# cory care



## j-man the skater-man (Apr 4, 2005)

these are sorta general questions but i figure that i am starting my tank with corys so...

how can i get the pH to 7-ish for my corys that is natural and quick?
do you think corys should count on the 1 inch per gallon rule?
are all the temp, ph, est. pretty much the same for all corys?
do corys like slower moving waters?
how can you tell a male from female cory? (i hope to breed them one day)
will species interbreed?
do corys like low light cause some fish i want like low light?
will cherry shrimp and corys interfer with one another?
will they eat brine shrimp?
does anyone on the coast of north carolina know where to get mylasian trumpet snails? (geting cause i have sand for the corys)
when corys swim on stuff and look like they are sucking on the plants what are they really doing?

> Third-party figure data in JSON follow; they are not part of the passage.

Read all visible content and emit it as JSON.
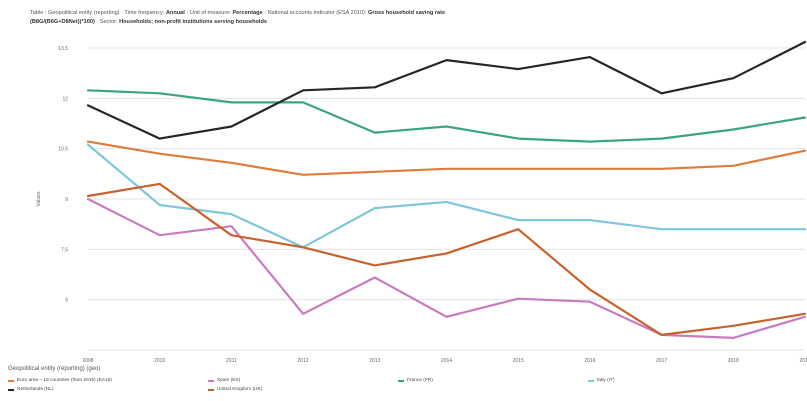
{
  "header": {
    "line1_prefix": "Table : Geopolitical entity (reporting) · Time frequency:",
    "line1_freq": "Annual",
    "line1_unit_label": "· Unit of measure:",
    "line1_unit": "Percentage",
    "line1_indicator_label": "· National accounts indicator (ESA 2010):",
    "line1_indicator": "Gross household saving rate",
    "line2_code": "(B8G/(B6G+D8Net))*100)",
    "line2_sector_label": "· Sector:",
    "line2_sector": "Households; non-profit institutions serving households"
  },
  "legend": {
    "title": "Geopolitical entity (reporting) (geo)"
  },
  "chart_data": {
    "type": "line",
    "ylabel": "Values",
    "ylim": [
      4,
      14
    ],
    "yticks": [
      "",
      "6",
      "7.5",
      "9",
      "10.5",
      "12",
      "13.5"
    ],
    "x": [
      "2008",
      "2010",
      "2011",
      "2012",
      "2013",
      "2014",
      "2015",
      "2016",
      "2017",
      "2018",
      "2019"
    ],
    "grid": true,
    "series": [
      {
        "name": "Euro area – 19 countries (from 2015) (EA19)",
        "color": "#e07b39",
        "values": [
          10.9,
          10.5,
          10.2,
          9.8,
          9.9,
          10.0,
          10.0,
          10.0,
          10.0,
          10.1,
          10.6
        ]
      },
      {
        "name": "Spain (ES)",
        "color": "#c97ac0",
        "values": [
          9.0,
          7.8,
          8.1,
          5.2,
          6.4,
          5.1,
          5.7,
          5.6,
          4.5,
          4.4,
          5.1
        ]
      },
      {
        "name": "France (FR)",
        "color": "#3aa57f",
        "values": [
          12.6,
          12.5,
          12.2,
          12.2,
          11.2,
          11.4,
          11.0,
          10.9,
          11.0,
          11.3,
          11.7
        ]
      },
      {
        "name": "Italy (IT)",
        "color": "#7fc5dc",
        "values": [
          10.8,
          8.8,
          8.5,
          7.4,
          8.7,
          8.9,
          8.3,
          8.3,
          8.0,
          8.0,
          8.0
        ]
      },
      {
        "name": "Netherlands (NL)",
        "color": "#262626",
        "values": [
          12.1,
          11.0,
          11.4,
          12.6,
          12.7,
          13.6,
          13.3,
          13.7,
          12.5,
          13.0,
          14.2
        ]
      },
      {
        "name": "United Kingdom (UK)",
        "color": "#c8622d",
        "values": [
          9.1,
          9.5,
          7.8,
          7.4,
          6.8,
          7.2,
          8.0,
          6.0,
          4.5,
          4.8,
          5.2
        ]
      }
    ]
  }
}
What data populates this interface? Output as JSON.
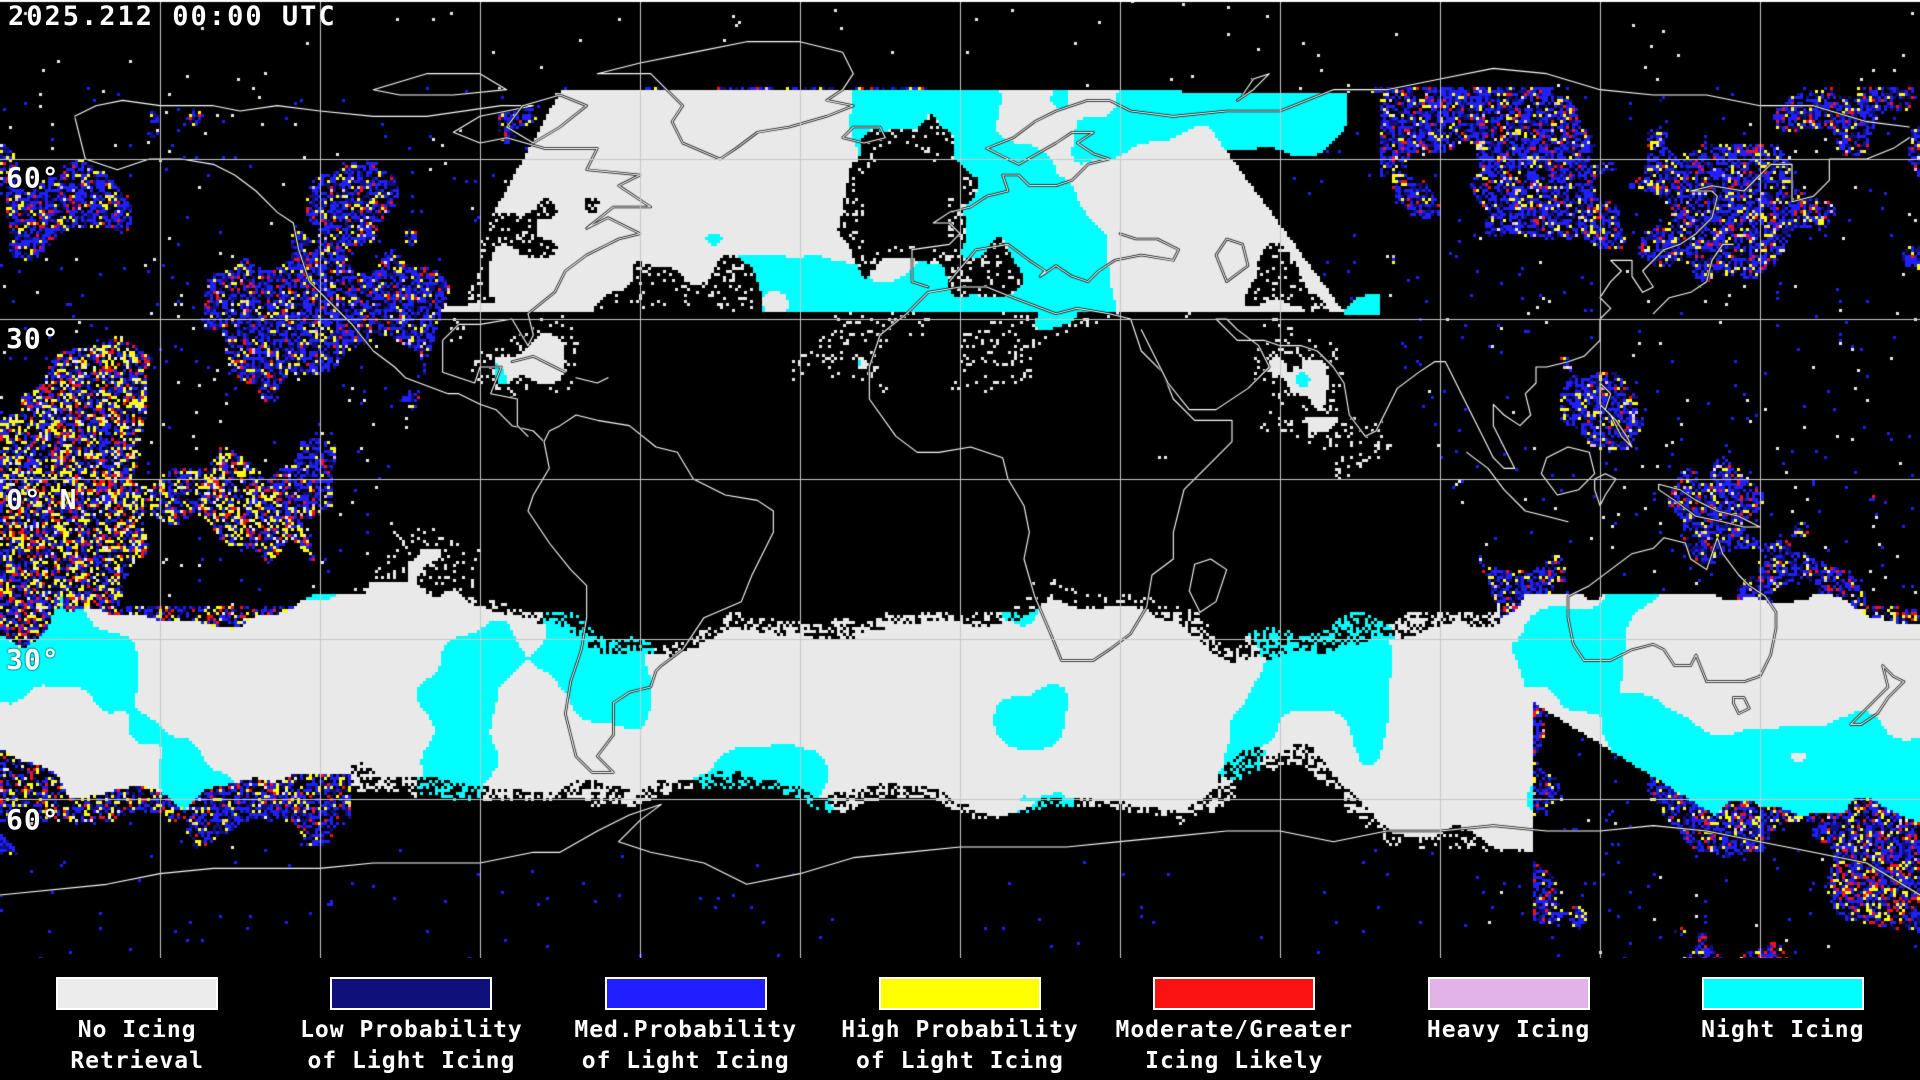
{
  "header": {
    "timestamp": "2025.212 00:00 UTC"
  },
  "map": {
    "lat_labels": [
      {
        "text": "60°"
      },
      {
        "text": "30°"
      },
      {
        "text": "0° N"
      },
      {
        "text": "30°"
      },
      {
        "text": "60°"
      }
    ]
  },
  "legend": {
    "items": [
      {
        "color": "#ececec",
        "line1": "No Icing",
        "line2": "Retrieval"
      },
      {
        "color": "#10107a",
        "line1": "Low Probability",
        "line2": "of Light Icing"
      },
      {
        "color": "#1f1fff",
        "line1": "Med.Probability",
        "line2": "of Light Icing"
      },
      {
        "color": "#ffff00",
        "line1": "High Probability",
        "line2": "of Light Icing"
      },
      {
        "color": "#fa1111",
        "line1": "Moderate/Greater",
        "line2": "Icing Likely"
      },
      {
        "color": "#e2b3e6",
        "line1": "Heavy Icing",
        "line2": ""
      },
      {
        "color": "#00ffff",
        "line1": "Night Icing",
        "line2": ""
      }
    ]
  }
}
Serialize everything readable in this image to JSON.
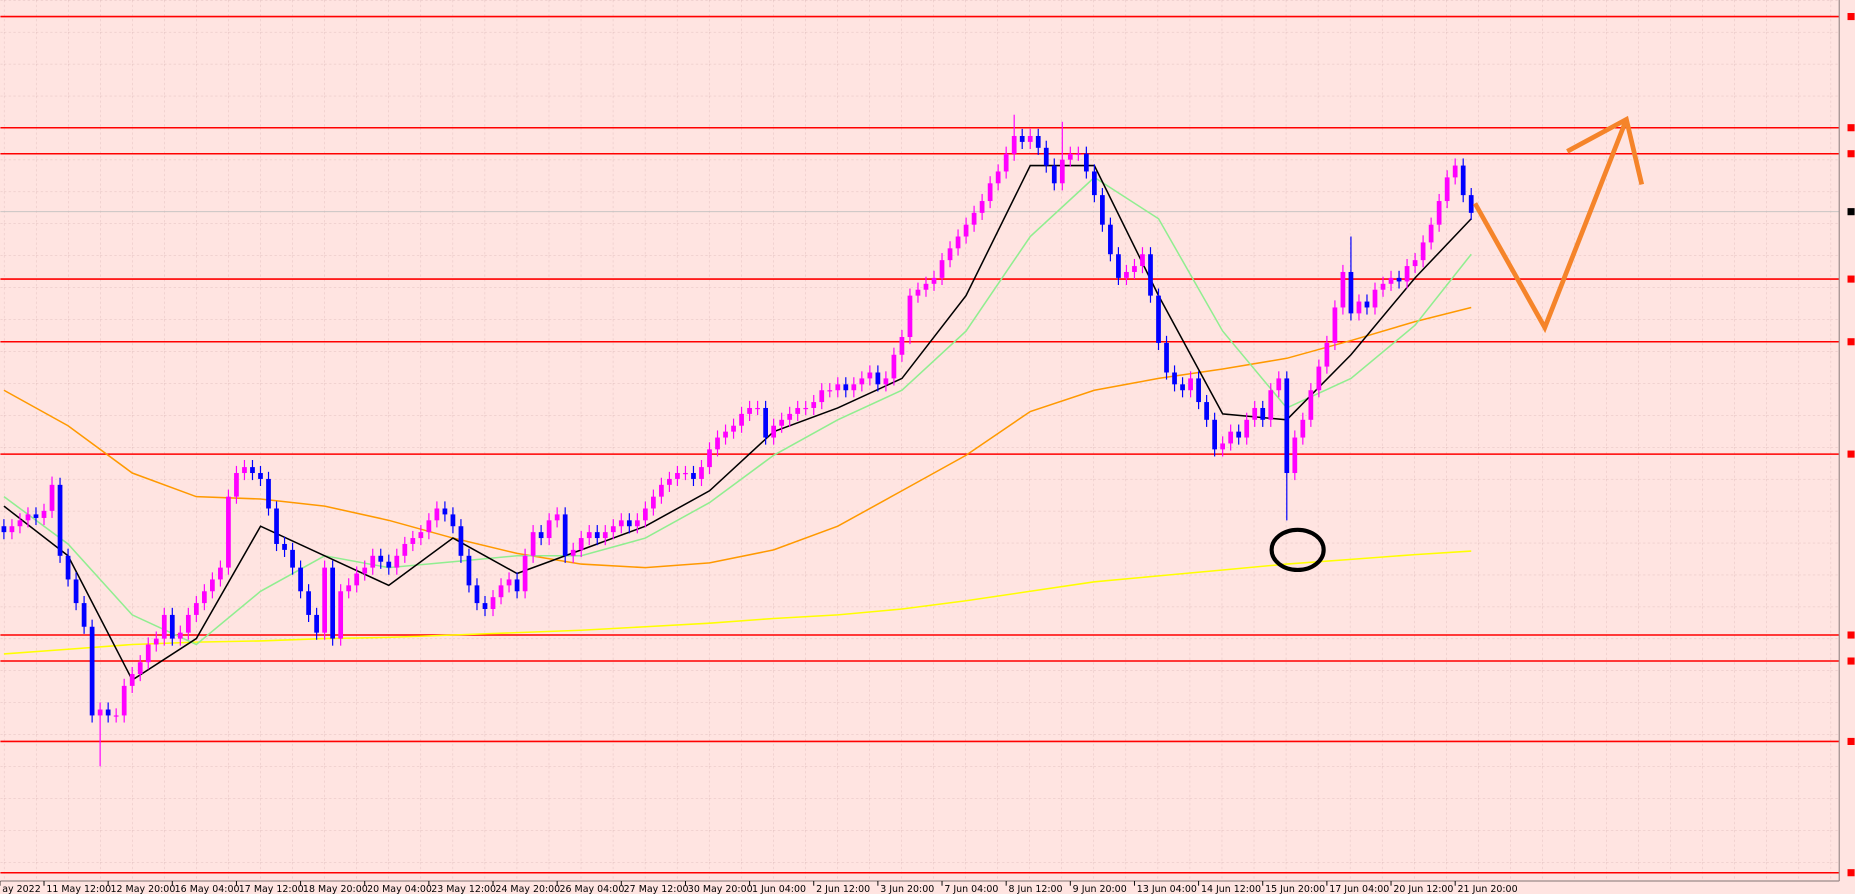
{
  "chart_data": {
    "type": "candlestick",
    "up_color": "#ff00ff",
    "down_color": "#0000ff",
    "grid": true,
    "xlim": [
      -0.44,
      228.9
    ],
    "ylim": [
      0,
      745
    ],
    "xticks": [
      {
        "value": -0.5,
        "label": "ay 2022"
      },
      {
        "value": 5,
        "label": "11 May 12:00"
      },
      {
        "value": 13,
        "label": "12 May 20:00"
      },
      {
        "value": 21,
        "label": "16 May 04:00"
      },
      {
        "value": 29,
        "label": "17 May 12:00"
      },
      {
        "value": 37,
        "label": "18 May 20:00"
      },
      {
        "value": 45,
        "label": "20 May 04:00"
      },
      {
        "value": 53,
        "label": "23 May 12:00"
      },
      {
        "value": 61,
        "label": "24 May 20:00"
      },
      {
        "value": 69,
        "label": "26 May 04:00"
      },
      {
        "value": 77,
        "label": "27 May 12:00"
      },
      {
        "value": 85,
        "label": "30 May 20:00"
      },
      {
        "value": 93,
        "label": "1 Jun 04:00"
      },
      {
        "value": 101,
        "label": "2 Jun 12:00"
      },
      {
        "value": 109,
        "label": "3 Jun 20:00"
      },
      {
        "value": 117,
        "label": "7 Jun 04:00"
      },
      {
        "value": 125,
        "label": "8 Jun 12:00"
      },
      {
        "value": 133,
        "label": "9 Jun 20:00"
      },
      {
        "value": 141,
        "label": "13 Jun 04:00"
      },
      {
        "value": 149,
        "label": "14 Jun 12:00"
      },
      {
        "value": 157,
        "label": "15 Jun 20:00"
      },
      {
        "value": 165,
        "label": "17 Jun 04:00"
      },
      {
        "value": 173,
        "label": "20 Jun 12:00"
      },
      {
        "value": 181,
        "label": "21 Jun 20:00"
      }
    ],
    "open": [
      300,
      295,
      300,
      305,
      310,
      307,
      313,
      335,
      275,
      255,
      235,
      215,
      140,
      145,
      140,
      140,
      165,
      175,
      185,
      200,
      205,
      225,
      205,
      210,
      225,
      235,
      245,
      255,
      265,
      325,
      345,
      350,
      345,
      340,
      315,
      285,
      280,
      265,
      245,
      225,
      210,
      265,
      205,
      245,
      250,
      260,
      265,
      275,
      270,
      265,
      275,
      285,
      290,
      295,
      305,
      315,
      310,
      300,
      275,
      250,
      235,
      230,
      240,
      250,
      255,
      245,
      275,
      295,
      290,
      305,
      310,
      275,
      280,
      290,
      295,
      290,
      295,
      300,
      305,
      300,
      305,
      315,
      325,
      335,
      340,
      345,
      345,
      340,
      350,
      365,
      375,
      380,
      385,
      395,
      400,
      400,
      375,
      385,
      390,
      395,
      400,
      400,
      405,
      415,
      415,
      420,
      415,
      420,
      425,
      430,
      420,
      425,
      445,
      460,
      495,
      500,
      505,
      510,
      525,
      535,
      545,
      555,
      565,
      575,
      590,
      600,
      615,
      630,
      625,
      630,
      620,
      605,
      590,
      610,
      615,
      615,
      600,
      580,
      555,
      530,
      510,
      515,
      520,
      530,
      495,
      455,
      430,
      420,
      415,
      425,
      405,
      390,
      365,
      370,
      380,
      375,
      390,
      400,
      390,
      415,
      425,
      345,
      375,
      390,
      415,
      435,
      455,
      485,
      515,
      480,
      490,
      485,
      500,
      505,
      510,
      507,
      520,
      525,
      540,
      555,
      575,
      595,
      605,
      580
    ],
    "high": [
      306,
      306,
      311,
      316,
      316,
      319,
      342,
      341,
      281,
      261,
      241,
      221,
      151,
      151,
      146,
      171,
      181,
      191,
      206,
      211,
      231,
      231,
      216,
      231,
      241,
      251,
      261,
      271,
      331,
      351,
      356,
      356,
      351,
      346,
      321,
      291,
      286,
      271,
      251,
      231,
      271,
      271,
      251,
      256,
      266,
      271,
      281,
      281,
      276,
      281,
      291,
      296,
      301,
      311,
      321,
      321,
      316,
      306,
      281,
      256,
      241,
      246,
      256,
      261,
      261,
      281,
      301,
      301,
      311,
      316,
      316,
      286,
      296,
      301,
      301,
      301,
      306,
      311,
      311,
      311,
      321,
      331,
      341,
      346,
      351,
      351,
      351,
      356,
      371,
      381,
      386,
      391,
      401,
      406,
      406,
      406,
      391,
      396,
      401,
      406,
      406,
      411,
      421,
      421,
      426,
      426,
      426,
      431,
      436,
      436,
      431,
      451,
      466,
      501,
      506,
      511,
      516,
      531,
      541,
      551,
      561,
      571,
      581,
      596,
      606,
      621,
      648,
      636,
      636,
      636,
      626,
      611,
      642,
      621,
      621,
      621,
      606,
      586,
      561,
      536,
      521,
      526,
      536,
      536,
      501,
      461,
      436,
      426,
      431,
      431,
      411,
      396,
      376,
      386,
      386,
      396,
      406,
      406,
      421,
      431,
      431,
      381,
      396,
      421,
      441,
      461,
      491,
      521,
      545,
      496,
      496,
      506,
      511,
      516,
      516,
      526,
      531,
      546,
      561,
      581,
      601,
      611,
      611,
      586
    ],
    "low": [
      289,
      289,
      294,
      299,
      301,
      301,
      307,
      269,
      249,
      229,
      209,
      134,
      97,
      134,
      134,
      134,
      159,
      169,
      179,
      194,
      199,
      199,
      199,
      204,
      219,
      229,
      239,
      249,
      259,
      319,
      339,
      339,
      334,
      309,
      279,
      274,
      259,
      239,
      219,
      204,
      204,
      199,
      199,
      239,
      244,
      254,
      259,
      264,
      259,
      259,
      269,
      279,
      284,
      289,
      299,
      304,
      294,
      269,
      244,
      229,
      224,
      224,
      234,
      244,
      239,
      239,
      269,
      284,
      284,
      299,
      269,
      269,
      274,
      284,
      284,
      284,
      289,
      294,
      294,
      294,
      299,
      309,
      319,
      329,
      334,
      339,
      334,
      334,
      344,
      359,
      369,
      374,
      379,
      389,
      394,
      369,
      369,
      379,
      384,
      389,
      394,
      394,
      399,
      409,
      409,
      409,
      409,
      414,
      419,
      414,
      414,
      419,
      439,
      454,
      489,
      494,
      499,
      504,
      519,
      529,
      539,
      549,
      559,
      569,
      584,
      594,
      609,
      619,
      619,
      614,
      599,
      584,
      584,
      604,
      609,
      594,
      574,
      549,
      524,
      504,
      504,
      509,
      514,
      489,
      449,
      424,
      414,
      409,
      409,
      399,
      384,
      359,
      359,
      364,
      369,
      369,
      384,
      384,
      384,
      409,
      305,
      339,
      369,
      384,
      409,
      429,
      449,
      479,
      474,
      474,
      479,
      479,
      494,
      499,
      501,
      501,
      514,
      519,
      534,
      549,
      569,
      589,
      574,
      559
    ],
    "close": [
      295,
      300,
      305,
      310,
      307,
      313,
      335,
      275,
      255,
      235,
      215,
      140,
      145,
      140,
      140,
      165,
      175,
      185,
      200,
      205,
      225,
      205,
      210,
      225,
      235,
      245,
      255,
      265,
      325,
      345,
      350,
      345,
      340,
      315,
      285,
      280,
      265,
      245,
      225,
      210,
      265,
      205,
      245,
      250,
      260,
      265,
      275,
      270,
      265,
      275,
      285,
      290,
      295,
      305,
      315,
      310,
      300,
      275,
      250,
      235,
      230,
      240,
      250,
      255,
      245,
      275,
      295,
      290,
      305,
      310,
      275,
      280,
      290,
      295,
      290,
      295,
      300,
      305,
      300,
      305,
      315,
      325,
      335,
      340,
      345,
      345,
      340,
      350,
      365,
      375,
      380,
      385,
      395,
      400,
      400,
      375,
      385,
      390,
      395,
      400,
      400,
      405,
      415,
      415,
      420,
      415,
      420,
      425,
      430,
      420,
      425,
      445,
      460,
      495,
      500,
      505,
      510,
      525,
      535,
      545,
      555,
      565,
      575,
      590,
      600,
      615,
      630,
      625,
      630,
      620,
      605,
      590,
      610,
      615,
      615,
      600,
      580,
      555,
      530,
      510,
      515,
      520,
      530,
      495,
      455,
      430,
      420,
      415,
      425,
      405,
      390,
      365,
      370,
      380,
      375,
      390,
      400,
      390,
      415,
      425,
      345,
      375,
      390,
      415,
      435,
      455,
      485,
      515,
      480,
      490,
      485,
      500,
      505,
      510,
      507,
      520,
      525,
      540,
      555,
      575,
      595,
      605,
      580,
      565
    ],
    "series": [
      {
        "color": "#ffff00",
        "x": [
          0,
          8,
          16,
          24,
          32,
          40,
          48,
          56,
          64,
          72,
          80,
          88,
          96,
          104,
          112,
          120,
          128,
          136,
          144,
          152,
          160,
          168,
          176,
          183
        ],
        "values": [
          192,
          196,
          200,
          202,
          203,
          205,
          206,
          208,
          210,
          212,
          215,
          218,
          222,
          225,
          230,
          237,
          245,
          253,
          258,
          263,
          268,
          272,
          276,
          279
        ]
      },
      {
        "color": "#ff9900",
        "x": [
          0,
          8,
          16,
          24,
          32,
          40,
          48,
          56,
          64,
          72,
          80,
          88,
          96,
          104,
          112,
          120,
          128,
          136,
          144,
          152,
          160,
          168,
          176,
          183
        ],
        "values": [
          415,
          385,
          345,
          325,
          323,
          317,
          305,
          290,
          277,
          268,
          265,
          269,
          280,
          300,
          330,
          360,
          397,
          415,
          425,
          433,
          442,
          457,
          473,
          485
        ]
      },
      {
        "color": "#90ee90",
        "x": [
          0,
          8,
          16,
          24,
          32,
          40,
          48,
          56,
          64,
          72,
          80,
          88,
          96,
          104,
          112,
          120,
          128,
          136,
          144,
          152,
          160,
          168,
          176,
          183
        ],
        "values": [
          325,
          285,
          225,
          200,
          245,
          275,
          265,
          270,
          275,
          275,
          290,
          320,
          360,
          390,
          415,
          465,
          545,
          595,
          560,
          465,
          400,
          425,
          470,
          530
        ]
      },
      {
        "color": "#000000",
        "x": [
          0,
          8,
          16,
          24,
          32,
          40,
          48,
          56,
          64,
          72,
          80,
          88,
          96,
          104,
          112,
          120,
          128,
          136,
          144,
          152,
          160,
          168,
          176,
          183
        ],
        "values": [
          317,
          275,
          170,
          205,
          300,
          275,
          250,
          290,
          260,
          280,
          300,
          330,
          380,
          400,
          425,
          495,
          605,
          605,
          495,
          395,
          390,
          445,
          510,
          560
        ]
      }
    ],
    "levels": {
      "color": "#ff0000",
      "values": [
        731,
        637,
        615,
        509,
        456,
        361,
        208,
        186,
        118,
        7
      ]
    },
    "current_price": {
      "color": "#c0c0c0",
      "value": 566
    }
  }
}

IF FISH ARE BORN IN AN AQUARIUM THEN THEIR NATURAL HABITAT IS A AQUARIUM RIGHT???
SO WHY DO YOU NEED TO MIMIC THE FISHS NATURAL HABITAT???


----------



## sumpthinfishy (Jan 21, 2005)

I'll try to answer some of your questions. Fishnut2 would be more knowledgeable, but I'll see what I can do.

First, what is your pH? It's generally better to acclimate the fish to your existing water conditions. Adding chemicals to the water is best avoided if possible as it's difficult to maintain and who needs to buy more stuff?

My pH is actually pretty high and my cories do very well, spawning on a pretty regular basis.

I don't know this for sure, but seems they wouldn't want a river. Most tanks aren't going to present a problem, I'd think.

Males tend to be smaller and less "plump". Generally pretty hard to sex them. If you want to breed them, it's a good idea to have 3 males to 1 female. 

I don't know about light. But I don't think any fish likes total blinding light. They rely on smell for food more than sight, so I don't think they'd object to a lower light tank.

I'm unfamiliar with shrimp in aquariums. Would think they should be fine, but researching it is always a good idea.

MTS should be pretty easy to get most anywhere. Some lfs give them away. Check aquabid or do a search on Google for snails and there are many places to buy them online.

What you see corys doing when they look to be sucking on plants, they are looking for food. Generally their little mouths and whiskers are always in motion.

Hope this helps.

Check out www.planetcatfish.com for good info on all sorts of cories with lots of pictures for identifying them.


----------



## Damon (Jan 18, 2005)

Acclimate your fish to your water, not the other way around for most aquarium fish.
Yes and no.  While they take up space, they are not huge waste produces and do keep the aquarium clean.
No. While they perfer softer waters, some perfer cooler temps than others
Water flo varies to my knowledge.
Females are more rounded and usually bigger when mature than males.
Not sure if they will breed or not. Ask Fishnut2
They like standard aquarium lighting.
Cherries and cories get along fine together. No problems even with the babies.
Yes they will eat most aquarium foods.


FIshnut is the resident cory person. He can give you more difinitive answers.


----------